L. Bazin.- Notre invité politique ce matin, c'est R. Karoutchi, secrétaire d'Etat aux Relations avec le Parlement. Vous préparez un tour de France avec les parlementaires sur la manière dont les réformes sont appliquées sur le terrain et vous envoyez aujourd'hui une note à chaque parlementaire sur l'état des réformes. Cela veut dire que certains auraient perdu de vue l'efficacité du gouvernement ?
 
Non, ce n'est pas tout à fait ça. Le président de la République m'a demandé d'envoyer à tous les parlementaires, département par département, l'état des lieux si je puis dire, c'est-à-dire combien de primes de solidarité active, combien de personnes dans leur département sont concernées par les hausses de la retraite, combien de personnes concernées etc., etc., par la prime de 200 euros, la prime de 150 euros ? Donc, on est en train, et aujourd'hui, ils vont tous recevoir, députés et sénateurs, tous recevoir département par département, la réalité concrète de ce qui a été voté.
 
Parce qu'ils ont perdu de vue la réalité ?
 
Non parce que beaucoup voient au Parlement et ensuite, sur le terrain, sont dans des données nationales pas forcément très localisées.
 
Donc, vous leur donnez les armes pour défendre le Gouvernement ?
 
On leur donne les armes concrètes pour dire, "voilà la réalité concrète chez vous", et je viendrai avec eux, dans un certain nombre de départements, voir comment ça s'applique, qu'est-ce que donnent finalement les lois. Parce que beaucoup de gens nous disent, "vous votez beaucoup de lois mais est-ce que réellement, concrètement sur le terrain, on voit la traduction ?" On va ensemble marquer cette traduction.
 
Même si il faut leur mâcher un peu le travail ?
 
Il faut le faire ensemble.
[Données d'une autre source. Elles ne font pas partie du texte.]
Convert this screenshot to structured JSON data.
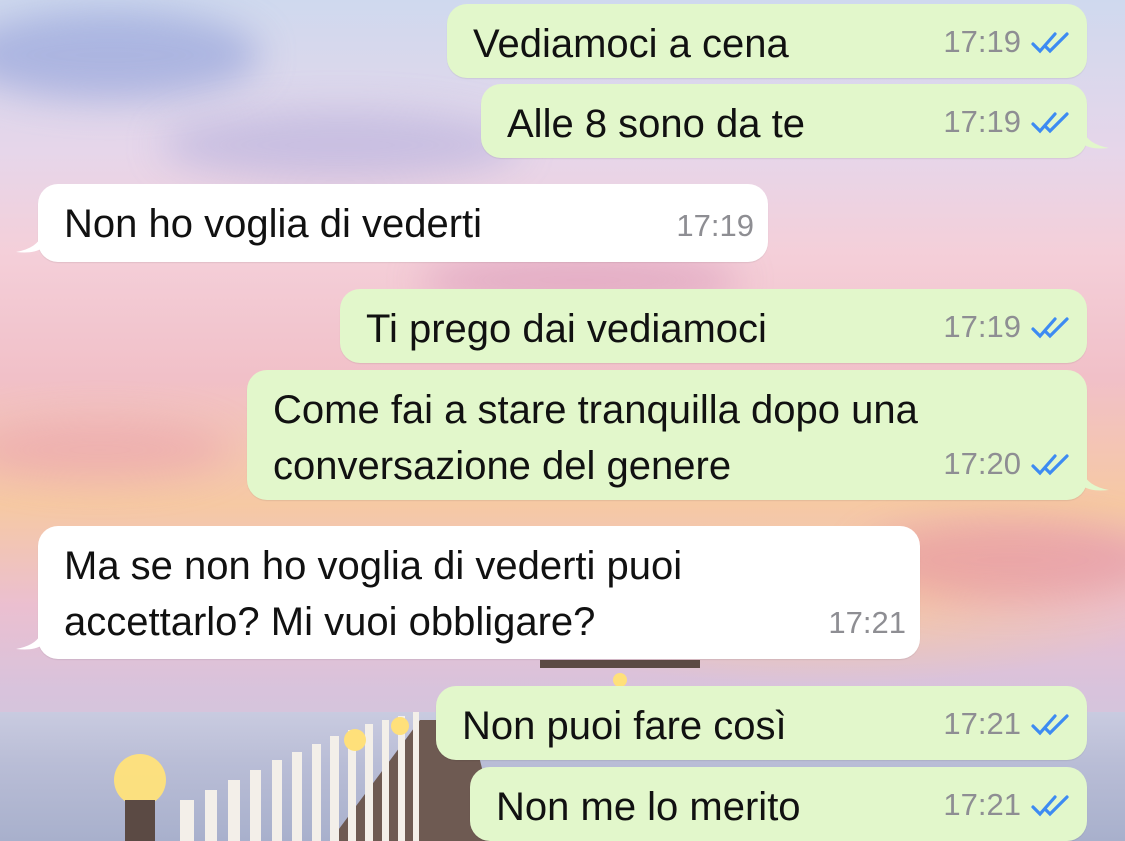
{
  "chat": {
    "messages": [
      {
        "direction": "out",
        "text": "Vediamoci a cena",
        "time": "17:19",
        "status": "read-double-check-icon"
      },
      {
        "direction": "out",
        "text": "Alle 8 sono da te",
        "time": "17:19",
        "status": "read-double-check-icon"
      },
      {
        "direction": "in",
        "text": "Non ho voglia di vederti",
        "time": "17:19"
      },
      {
        "direction": "out",
        "text": "Ti prego dai vediamoci",
        "time": "17:19",
        "status": "read-double-check-icon"
      },
      {
        "direction": "out",
        "text": "Come fai a stare tranquilla dopo una\nconversazione del genere",
        "time": "17:20",
        "status": "read-double-check-icon"
      },
      {
        "direction": "in",
        "text": "Ma se non ho voglia di vederti puoi\naccettarlo? Mi vuoi obbligare?",
        "time": "17:21"
      },
      {
        "direction": "out",
        "text": "Non puoi fare così",
        "time": "17:21",
        "status": "read-double-check-icon"
      },
      {
        "direction": "out",
        "text": "Non me lo merito",
        "time": "17:21",
        "status": "read-double-check-icon"
      }
    ]
  },
  "colors": {
    "outgoing_bubble": "#e2f7cb",
    "incoming_bubble": "#ffffff",
    "read_ticks": "#3d8bf2",
    "timestamp": "#8e8e93"
  }
}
Je n'ai pas dit "mâcher". Est-ce que j'ai l'air de quelqu'un qui mâche le travail des autres ? Non, je les accompagne.
 
Oui d'autant qu'en ce moment, ça s'agite un peu, ça rue dans les brancards. La semaine dernière par exemple au Sénat, les centristes ont adopté avec la gauche un amendement sur la rémunération des patrons des entreprises aidées, alors que le Gouvernement a fait le choix clair de passer par décret. Cela veut dire qu'il y a plus de lignes, ça veut dire que chacun a le droit d'apporter sa pierre à l'édifice ?
 
Cela veut dire que le président de la République en 2007 a voulu...
 
Cela veut dire que le gouvernement et le président n'ont plus l'autorité nécessaire pour imposer leurs choix ?
 
Non, ce n'est pas du tout le cas. Cela veut dire que, en 2007, le Président a voulu une réforme constitutionnelle, qui a été votée en 2008, qui rééquilibre le pouvoir avec le Parlement, qui donne plus de pouvoir au Parlement. La gauche ne l'a pas votée d'ailleurs en disant, "non, non, on n'aura pas plus de pouvoir". On voit aujourd'hui un Parlement qui est doté de plus de pouvoir de contrôle et d'initiative législative. Alors qu'est-ce que cela veut dire ? Cela veut dire que, de la part du Gouvernement, il faut plus d'attention, plus de négociation, plus de discussion et j'ai vu avec plaisir...
 
Un peu de "câlinothérapie" ?
 
Oui, mais bien sûr qu'il faut de la "câlinothérapie". D'abord, pourquoi est-ce que les parlementaires seraient les seuls hommes sur Terre à ne pas aimer la "câlinothérapie" ? Tout le monde en veut. Mais en même temps, cela veut dire un travail commun. Quand je travaille avec J.-F. Copé, avec Larcher, avec Accoyer, il y a du job, on travaille. Et puis on essaie d'avancer. Alors, ce qui est vrai, c'est qu'on verra le nouvel équilibre vrai, à mon avis, à partir de l'automne parce que, le temps de la mise en place, pour le moment, ça tâtonne ; les députés ou les sénateurs se disent : "est-ce qu'on peut avoir tel pouvoir ?".
 
Le sentiment que ça laisse et c'est, dit t-on, une inquiétude à l'Elysée, c'est que pour le coup l'électorat du premier tour de N. Sarkozy se demande où il veut en venir, où il veut aller. La loi pénitentiaire renvoyée sine die, la loi sur les beaux-parents, y compris les couples homosexuels, qui était pas très populaire dans la majorité il faut bien le dire, est enterrée apparemment, comme le travail du dimanche repoussé, comme la réforme du lycée. Cela fait beaucoup !
 
Oh la, du calme et du sang-froid. Non, d'abord le texte pénitentiaire, je vous le rappelle, est déjà passé dans une des deux assemblées. Il faut effectivement que nous trouvions une date pour le passer dans l'autre assemblée. Il ne s'agit pas de le renvoyer sine die du tout. Il y aura des modifications entre la lecture dans la première assemblée et la lecture dans la deuxième assemblée. Ces modifications sont en train d'être préparées, ce qui explique le décalage. Sur le statut des beaux-parents, vous savez que le Premier ministre a demandé à Leonetti, le viceprésident du groupe UMP à l'Assemblée, de travailler avec une mission pour...
 
Alors qu'il y a un texte de loi qui est prêt ?
 
Oui mais parce qu'il y a eu un certain nombre de sujets, d'ailleurs plutôt connexes par rapport à ce texte de loi ; donc, il vaut mieux les régler.
 
Ça, c'est le statut des beaux-parents et couples homosexuels ?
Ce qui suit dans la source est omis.